Fielding alumna Barbara A. Mather, PhD, MA, MBA, presented her qualitative research study at the International Academy of Management and Business (IAMB), an international academic conference at the University of Quebec, Montreal, Canada. Dr. Mather’s research presentation was titled: Making Organizations Meaningful to Young Adults with ADHD, Qualitative Exploratory Research Design.

The qualitative research study results of 13 young adults with ADHD across the USA demonstrated four broad categories of workplace issues for which young adults with Attention Deficit/Hyperactivity Disorder (ADHD) may find challenging. Additionally, unintended findings were discovered after the initial research question was answered, and further analyses were conducted.

These additional findings reflected the importance of self-awareness in young adults with ADHD, in that those with high self- awareness were better prepared and able to mitigate personal challenging issues in the workplace. Those individuals with the highest ratings of self-awareness are the beneficiaries of behavioral therapy or personal counseling participation as either young children or continuation of some form into adulthood. Of significance is that, against the hundreds of thousands of ADHD research studies conducted to-date, this self-awareness concept has not previously been researched, studied or reported.

The primary driver of this project and its intended impact was to inform attendees of this academic and business academy on the broad diversity issue of ADHD in young adults across USA workplaces of today. This study also is applicable to global audiences. Many young adults diagnosed with ADHD as children are bright, capable, and are able to contribute fully in meaningful ways within the workplace today. Additionally, unless one has a close family member diagnosed with ADHD, or has ADHD him/herself, there is a tremendous void or lack of understanding of what ADHD “looks like” in the workplace. From informal discussions and questions to managers in the workplace today, the misunderstandings and stereotypical beliefs about young adults with ADHD are unfortunate and reflect the need for relevant, factual, timely training and education to a broad spectrum of society. This presentation reflects important focus on the workplace to ensure the organizations are providing meaningful work experiences to, not only young adults with ADHD, but to all adults with ADHD.

*Article from University of Pheonix reprinted with permission by Dr. Mather.
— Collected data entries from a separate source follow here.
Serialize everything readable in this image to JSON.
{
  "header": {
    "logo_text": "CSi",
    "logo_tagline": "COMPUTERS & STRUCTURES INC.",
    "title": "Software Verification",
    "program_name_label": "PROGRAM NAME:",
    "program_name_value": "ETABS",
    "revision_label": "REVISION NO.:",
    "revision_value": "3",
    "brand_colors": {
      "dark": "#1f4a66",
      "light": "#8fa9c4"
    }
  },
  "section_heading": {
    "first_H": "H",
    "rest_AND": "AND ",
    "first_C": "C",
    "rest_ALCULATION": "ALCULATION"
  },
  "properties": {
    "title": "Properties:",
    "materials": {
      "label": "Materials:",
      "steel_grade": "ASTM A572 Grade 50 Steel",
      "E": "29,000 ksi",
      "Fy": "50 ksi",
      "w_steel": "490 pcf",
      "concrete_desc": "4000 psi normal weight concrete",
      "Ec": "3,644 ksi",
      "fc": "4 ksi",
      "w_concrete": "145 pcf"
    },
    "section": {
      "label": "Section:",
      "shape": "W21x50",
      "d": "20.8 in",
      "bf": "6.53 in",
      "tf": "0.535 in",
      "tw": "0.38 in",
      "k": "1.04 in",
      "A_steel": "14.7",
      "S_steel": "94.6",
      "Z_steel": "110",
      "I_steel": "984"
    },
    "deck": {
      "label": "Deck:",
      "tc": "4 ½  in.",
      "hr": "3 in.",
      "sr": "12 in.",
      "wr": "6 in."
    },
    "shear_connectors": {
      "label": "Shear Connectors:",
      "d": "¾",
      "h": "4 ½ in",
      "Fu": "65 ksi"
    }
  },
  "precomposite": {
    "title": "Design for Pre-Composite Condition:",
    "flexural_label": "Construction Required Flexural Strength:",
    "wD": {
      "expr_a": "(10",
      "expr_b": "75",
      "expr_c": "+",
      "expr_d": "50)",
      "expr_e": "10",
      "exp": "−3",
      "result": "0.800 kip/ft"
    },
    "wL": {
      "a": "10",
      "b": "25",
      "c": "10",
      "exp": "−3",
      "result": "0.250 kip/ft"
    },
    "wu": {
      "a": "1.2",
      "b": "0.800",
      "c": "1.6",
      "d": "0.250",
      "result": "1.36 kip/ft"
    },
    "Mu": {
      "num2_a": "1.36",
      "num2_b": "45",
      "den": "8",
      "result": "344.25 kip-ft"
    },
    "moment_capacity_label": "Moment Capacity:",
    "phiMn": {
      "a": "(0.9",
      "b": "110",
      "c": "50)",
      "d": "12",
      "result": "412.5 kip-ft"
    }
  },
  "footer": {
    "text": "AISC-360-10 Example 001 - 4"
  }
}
Dr. Mather is a recipient of the University of Phoenix OSS Honorarium, Faculty Scholarship Award for this presentation and has recently been informed that this research study has been accepted for publication.

Barbara Mather, Ph.D.
Barbara Mather, PhD (HOD 2013)

Barbara Mather, PhD (HOD 2013)

In addition to the role of Associate Faculty for University of Phoenix, Dr. Mather is an experienced management consultant in the area of organizational change management and has been a practitioner in her consulting firm since 2002. She works primarily with large companies, and across multiple industries, helping to develop organizational design/change management, communication, and compensation strategies and plans. A partial list of clients include: Disney, Toyota, Tribune Media, Tribune Publishing (includes Los Angeles Times, Chicago Tribune, etc.), Eastman Kodak, among others. She is a Certified Management Consultant® from the Institute of Management Consultants (IMC). In additional to her consulting practice, Dr. Mather serves as an associate faculty member for the University of Phoenix in the School of Advanced Studies, instructing doctoral research programs.